Bacchanal takes the dark carnival/circus setting and reinvigorates it
Henry crafts a rich blend of historical fiction and dark fantasy. Bacchanal is a strong debut novel, providing the reader with excellent magical realism.
In 1930s America, the Bacchanal travelling carnival stops at Eliza Meeks’ town. Eliza, a young black woman estranged from her family, is scouted by workers from the carnival due to her strange affinity with animals.
Eliza isn't the only one in Bacchanal with unique gifts; a series of vignettes reveal more and more of the supernatural nature of the carnival and its mysterious owner.
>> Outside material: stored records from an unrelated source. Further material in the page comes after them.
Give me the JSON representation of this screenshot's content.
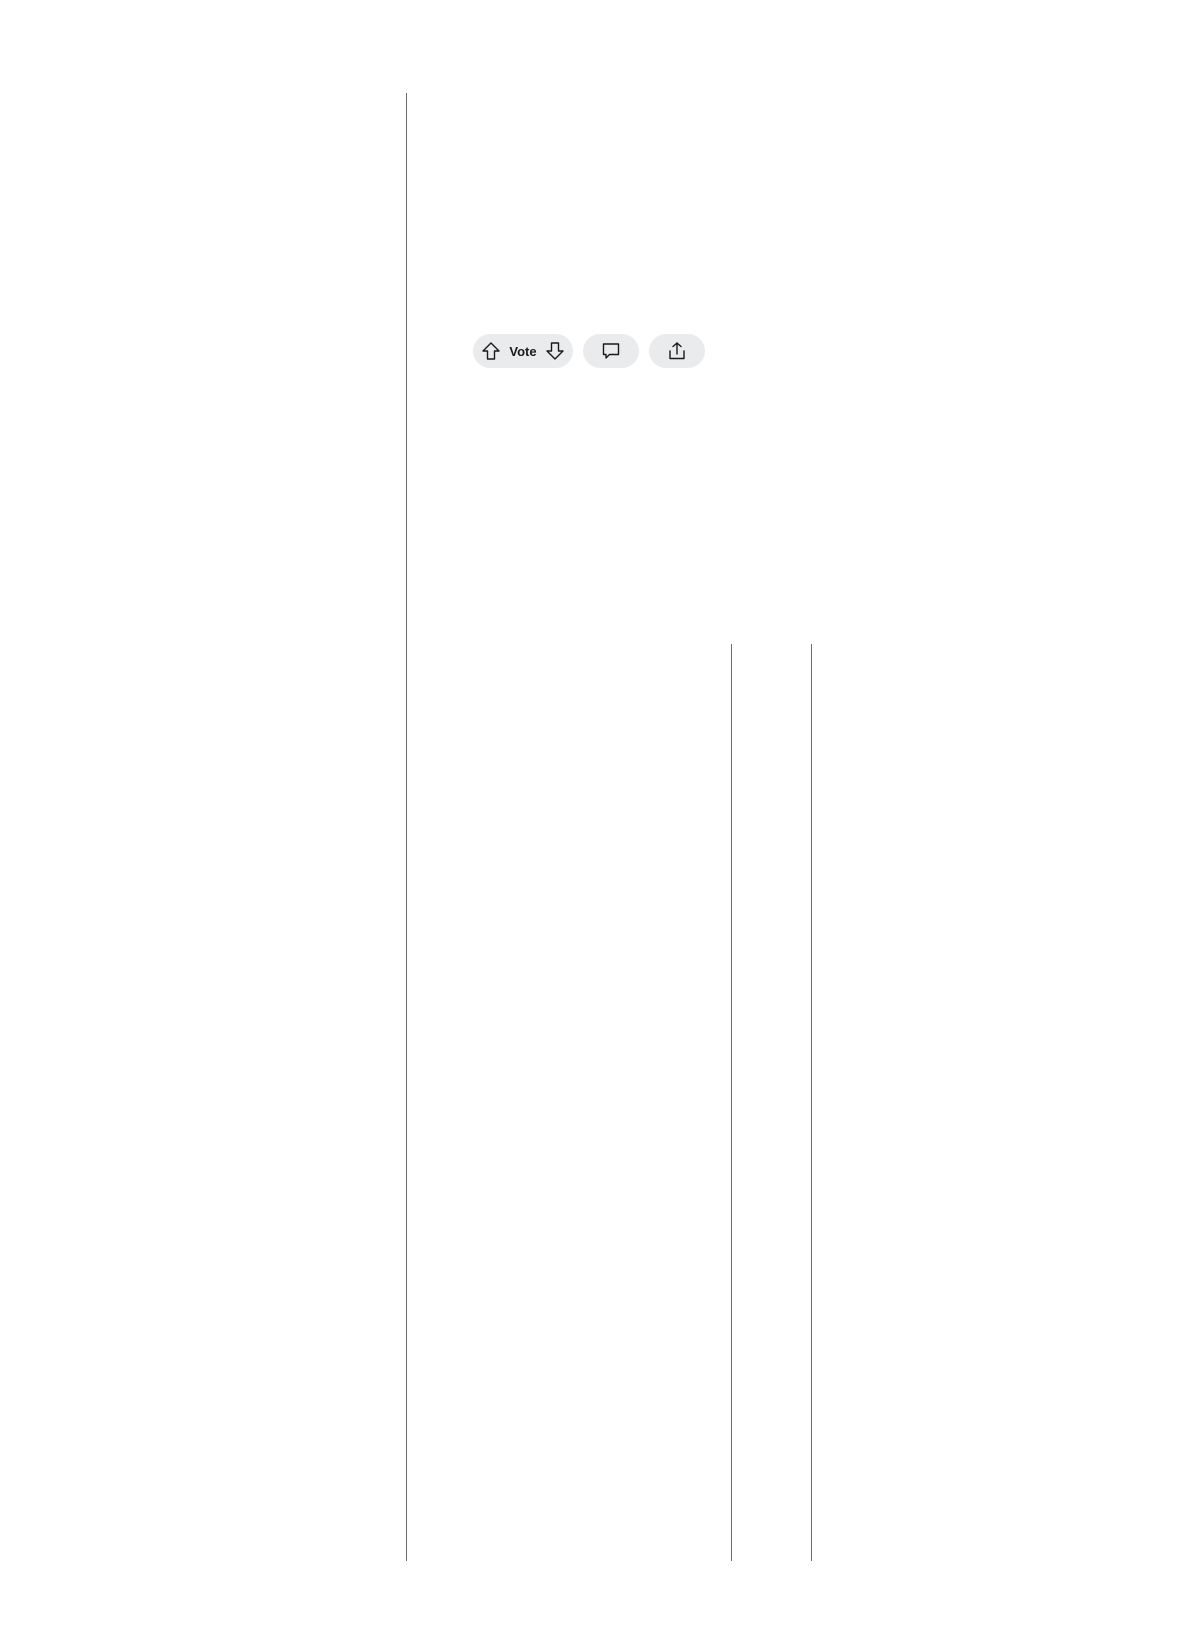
{
  "post_actions": {
    "vote_label": "Vote",
    "icons": {
      "upvote": "upvote-arrow-icon",
      "downvote": "downvote-arrow-icon",
      "comment": "comment-bubble-icon",
      "share": "share-upload-icon"
    }
  },
  "colors": {
    "pill_background": "#e9ebed",
    "divider": "#6b6b6b",
    "text": "#1a1a1b"
  }
}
The central threat comes from the owner, who having made a deal with a demon, uses the carnival as a means to both the demon’s and her own goals.
Henry fills the novel with captivating characters and seamlessly shows their backgrounds without falling into exposition heavy back-stories. This allows the sub-plots to propel momentum and give the main plot space to breathe; the reader stays one step ahead of the protagonist during the slow burn to climax, maintaining tension.
It is clear that Henry has researched history and folklore. As a result, she is able to root the magical elements of the book in a sense of realism. This gives the darker aspects of the book a distinct sense of foreboding. It is also a refreshing delight to see non-European magic and folklore not sensationalised or othered.
Bacchanal takes the dark carnival/circus setting and reinvigorates it, blending the fantastic and the mundane with a perfect touch of horror.